Augmentation des cycles en différé
L’augmentation de ces cycles avec transfert différé nous a poussés à rechercher des critères de sélection de plus en plus précis dans le but d’améliorer les résultats obtenus avec des transferts de blastocystes congelés.
« Nous savons tous que chaque observation est associée à une exposition dans des conditions sous-optimales, en dehors de l’environnement contrôlé d’un incubateur, ce qui peut éventuellement affecter le succès du traitement. Par conséquent, la surveillance continue des blastocystes décongelés au moyen de systèmes time-lapse nous apporte des informations précieuses quant à leur potentiel d’implantation tandis qu’ils demeurent dans un environnement de culture stable et contrôlé. A ce stade, il est important de préciser que tous les blastocystes ont été congelés et décongelés selon la méthode Cryotop, et qu’ils ont été placés dans l’EmbryoScope immédiatement après leur décongélation et jusqu’à leur transfert. Par ailleurs, nos travaux se différencient aussi parce qu’ils fournissent des valeurs quantitatives objectives sur les variables impliquées dans la reprise de la division des blastocystes, contrairement à l’évaluation morphologique subjective utilisée, jusque-là, pour cette reprise de division des blastocystes », ajoute le Dr Meseguer.

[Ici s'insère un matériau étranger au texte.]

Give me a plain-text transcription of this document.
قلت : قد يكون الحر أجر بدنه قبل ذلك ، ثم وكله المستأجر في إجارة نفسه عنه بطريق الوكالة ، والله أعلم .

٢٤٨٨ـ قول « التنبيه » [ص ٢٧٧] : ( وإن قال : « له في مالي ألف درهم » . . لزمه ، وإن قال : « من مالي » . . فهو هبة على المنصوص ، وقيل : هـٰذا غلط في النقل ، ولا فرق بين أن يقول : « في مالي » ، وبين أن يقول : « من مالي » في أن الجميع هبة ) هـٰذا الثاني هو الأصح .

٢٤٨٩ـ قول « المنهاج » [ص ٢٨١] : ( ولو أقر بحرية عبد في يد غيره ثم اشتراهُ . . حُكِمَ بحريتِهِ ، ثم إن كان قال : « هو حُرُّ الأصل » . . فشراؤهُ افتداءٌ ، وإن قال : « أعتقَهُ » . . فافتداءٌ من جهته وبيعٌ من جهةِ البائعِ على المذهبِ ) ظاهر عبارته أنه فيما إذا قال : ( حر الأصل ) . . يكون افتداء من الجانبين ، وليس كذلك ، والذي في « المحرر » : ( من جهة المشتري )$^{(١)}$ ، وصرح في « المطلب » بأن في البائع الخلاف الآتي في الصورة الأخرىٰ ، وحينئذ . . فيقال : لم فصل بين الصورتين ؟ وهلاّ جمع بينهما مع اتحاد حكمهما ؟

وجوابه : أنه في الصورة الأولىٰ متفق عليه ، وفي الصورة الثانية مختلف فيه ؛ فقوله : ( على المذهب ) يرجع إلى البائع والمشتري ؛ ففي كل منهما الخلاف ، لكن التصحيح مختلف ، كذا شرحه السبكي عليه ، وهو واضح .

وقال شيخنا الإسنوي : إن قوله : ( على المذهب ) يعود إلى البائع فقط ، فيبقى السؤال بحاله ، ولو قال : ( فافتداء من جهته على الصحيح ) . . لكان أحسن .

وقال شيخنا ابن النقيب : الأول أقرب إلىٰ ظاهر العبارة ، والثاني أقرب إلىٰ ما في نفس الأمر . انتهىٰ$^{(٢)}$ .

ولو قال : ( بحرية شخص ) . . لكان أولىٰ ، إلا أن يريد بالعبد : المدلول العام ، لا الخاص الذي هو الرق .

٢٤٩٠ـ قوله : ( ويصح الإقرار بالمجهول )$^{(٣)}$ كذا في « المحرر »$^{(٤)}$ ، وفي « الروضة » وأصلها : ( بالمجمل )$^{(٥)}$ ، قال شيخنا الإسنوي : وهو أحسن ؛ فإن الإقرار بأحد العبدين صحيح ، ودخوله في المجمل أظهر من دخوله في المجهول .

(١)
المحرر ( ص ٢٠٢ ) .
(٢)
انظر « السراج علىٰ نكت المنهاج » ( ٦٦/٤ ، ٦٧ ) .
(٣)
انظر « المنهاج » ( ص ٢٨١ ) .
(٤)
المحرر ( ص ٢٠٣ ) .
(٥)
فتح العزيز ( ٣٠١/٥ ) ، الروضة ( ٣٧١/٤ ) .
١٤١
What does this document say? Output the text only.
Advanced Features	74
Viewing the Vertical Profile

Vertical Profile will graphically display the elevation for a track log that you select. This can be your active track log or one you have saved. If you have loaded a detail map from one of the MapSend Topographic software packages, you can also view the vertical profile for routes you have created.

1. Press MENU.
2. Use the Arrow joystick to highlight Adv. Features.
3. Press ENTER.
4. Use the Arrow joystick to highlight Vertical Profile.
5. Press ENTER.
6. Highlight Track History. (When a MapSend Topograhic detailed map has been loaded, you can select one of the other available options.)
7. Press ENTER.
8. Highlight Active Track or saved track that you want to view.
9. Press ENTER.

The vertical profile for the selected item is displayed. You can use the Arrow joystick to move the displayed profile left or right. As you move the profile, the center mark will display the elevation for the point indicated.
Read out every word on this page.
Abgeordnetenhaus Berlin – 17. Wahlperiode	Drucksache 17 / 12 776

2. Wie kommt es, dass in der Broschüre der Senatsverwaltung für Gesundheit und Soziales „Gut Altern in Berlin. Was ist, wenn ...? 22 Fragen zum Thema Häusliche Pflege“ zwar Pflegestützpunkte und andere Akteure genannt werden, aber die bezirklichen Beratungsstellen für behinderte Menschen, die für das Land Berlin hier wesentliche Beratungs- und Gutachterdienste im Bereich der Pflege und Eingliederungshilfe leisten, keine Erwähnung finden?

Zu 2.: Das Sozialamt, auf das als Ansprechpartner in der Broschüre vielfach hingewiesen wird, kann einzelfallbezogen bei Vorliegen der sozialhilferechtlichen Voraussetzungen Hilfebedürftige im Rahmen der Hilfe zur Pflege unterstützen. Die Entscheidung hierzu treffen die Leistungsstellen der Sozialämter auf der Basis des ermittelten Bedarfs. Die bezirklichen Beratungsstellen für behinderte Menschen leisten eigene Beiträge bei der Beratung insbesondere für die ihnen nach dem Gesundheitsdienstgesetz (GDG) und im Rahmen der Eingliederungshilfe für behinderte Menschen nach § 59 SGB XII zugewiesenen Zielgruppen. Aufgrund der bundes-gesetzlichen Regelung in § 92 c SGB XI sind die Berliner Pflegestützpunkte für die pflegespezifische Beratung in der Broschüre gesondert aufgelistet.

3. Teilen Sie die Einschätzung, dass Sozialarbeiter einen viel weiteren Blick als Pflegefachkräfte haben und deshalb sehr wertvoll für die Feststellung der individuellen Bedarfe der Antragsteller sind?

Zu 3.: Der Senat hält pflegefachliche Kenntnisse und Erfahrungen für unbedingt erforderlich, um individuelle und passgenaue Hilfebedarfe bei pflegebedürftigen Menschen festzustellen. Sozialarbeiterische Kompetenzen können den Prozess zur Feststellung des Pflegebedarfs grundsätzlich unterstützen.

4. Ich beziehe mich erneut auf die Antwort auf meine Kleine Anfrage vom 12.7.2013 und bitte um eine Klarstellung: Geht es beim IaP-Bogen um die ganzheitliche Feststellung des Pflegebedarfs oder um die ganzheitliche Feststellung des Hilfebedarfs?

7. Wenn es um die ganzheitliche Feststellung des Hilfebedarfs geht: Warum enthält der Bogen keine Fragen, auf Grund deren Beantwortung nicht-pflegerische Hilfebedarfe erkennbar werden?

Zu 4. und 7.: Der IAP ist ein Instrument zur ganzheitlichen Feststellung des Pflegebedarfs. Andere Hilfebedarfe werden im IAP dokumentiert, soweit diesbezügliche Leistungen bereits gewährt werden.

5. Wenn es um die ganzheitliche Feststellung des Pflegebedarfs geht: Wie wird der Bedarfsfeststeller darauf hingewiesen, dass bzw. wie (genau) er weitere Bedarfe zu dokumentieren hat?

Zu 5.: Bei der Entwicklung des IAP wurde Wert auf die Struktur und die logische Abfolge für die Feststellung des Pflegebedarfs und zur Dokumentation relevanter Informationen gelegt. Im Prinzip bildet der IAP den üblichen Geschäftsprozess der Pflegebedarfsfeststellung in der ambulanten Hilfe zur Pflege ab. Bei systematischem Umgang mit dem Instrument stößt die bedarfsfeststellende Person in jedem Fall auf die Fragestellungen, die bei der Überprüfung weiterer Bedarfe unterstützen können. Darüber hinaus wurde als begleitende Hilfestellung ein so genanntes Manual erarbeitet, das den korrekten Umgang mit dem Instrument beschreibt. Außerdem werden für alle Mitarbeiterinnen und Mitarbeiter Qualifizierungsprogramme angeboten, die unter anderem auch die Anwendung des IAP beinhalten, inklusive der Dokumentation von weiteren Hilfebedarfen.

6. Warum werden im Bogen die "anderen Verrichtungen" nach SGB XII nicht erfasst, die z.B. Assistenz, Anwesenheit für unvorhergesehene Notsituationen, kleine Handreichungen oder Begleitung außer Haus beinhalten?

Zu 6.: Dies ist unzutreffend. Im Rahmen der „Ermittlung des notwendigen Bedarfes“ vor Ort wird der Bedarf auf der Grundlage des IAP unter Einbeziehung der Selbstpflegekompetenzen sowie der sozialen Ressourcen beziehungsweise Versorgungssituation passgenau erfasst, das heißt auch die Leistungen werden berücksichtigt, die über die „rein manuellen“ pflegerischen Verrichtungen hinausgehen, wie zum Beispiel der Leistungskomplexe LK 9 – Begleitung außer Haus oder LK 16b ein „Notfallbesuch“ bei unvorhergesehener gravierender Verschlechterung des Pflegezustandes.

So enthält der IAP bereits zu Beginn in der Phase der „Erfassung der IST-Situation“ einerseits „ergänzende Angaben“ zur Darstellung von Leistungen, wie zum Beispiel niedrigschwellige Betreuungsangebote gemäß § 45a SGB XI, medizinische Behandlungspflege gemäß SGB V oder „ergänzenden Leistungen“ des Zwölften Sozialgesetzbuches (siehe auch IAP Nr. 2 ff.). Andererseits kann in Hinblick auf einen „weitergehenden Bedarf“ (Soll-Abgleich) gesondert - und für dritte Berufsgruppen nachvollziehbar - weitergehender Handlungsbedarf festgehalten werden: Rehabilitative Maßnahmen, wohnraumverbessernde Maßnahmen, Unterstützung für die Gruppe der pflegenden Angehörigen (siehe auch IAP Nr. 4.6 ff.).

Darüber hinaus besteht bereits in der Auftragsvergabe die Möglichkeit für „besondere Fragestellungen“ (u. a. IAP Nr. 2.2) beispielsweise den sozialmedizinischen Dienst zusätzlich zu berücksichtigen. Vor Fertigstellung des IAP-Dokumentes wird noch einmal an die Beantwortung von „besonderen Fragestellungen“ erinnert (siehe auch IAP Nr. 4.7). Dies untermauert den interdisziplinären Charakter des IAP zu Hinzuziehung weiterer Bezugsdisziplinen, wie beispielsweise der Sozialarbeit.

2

Nous pouvons ainsi en conclure que l’analyse de blastocystes congelés, puis décongelés, réalisée via l’intelligence artificielle, pourrait s’avérer utile pour prévoir leur potentiel d’implantation. Par conséquent, l’utilisation de modèles prédictifs dans les cycles impliquant des embryons congelés pourrait éviter les transferts présentant de faibles chances de réussite. Cependant, les corrélations observées et l’algorithme proposé doivent encore être validés dans le cadre d’un essai prospectif de manière à pouvoir évaluer leur efficacité.
À propos du 10e congrès international IVIRMA
IVI organise le 10e Congrès international IVIRMA sur la PMA, du 20 au 22 avril 2023. Ce congrès rassemble les plus grands chercheurs et spécialistes au monde dans ce domaine de la médecine. Les progrès obtenus dans le domaine de la PMA, les techniques les plus innovantes, mais aussi les résultats des dernières recherches, seront présentés au cours de cet événement. Par ailleurs, ce congrès est également l’occasion de rencontres et de partage des meilleures pratiques qui nous permettent d’améliorer jour après jour les résultats obtenus dans ce domaine. Ce congrès, dont la dixième édition sera organisée cette année à Malaga, rassemble tous les deux ans plus de 1 500 spécialistes issus de 57 pays.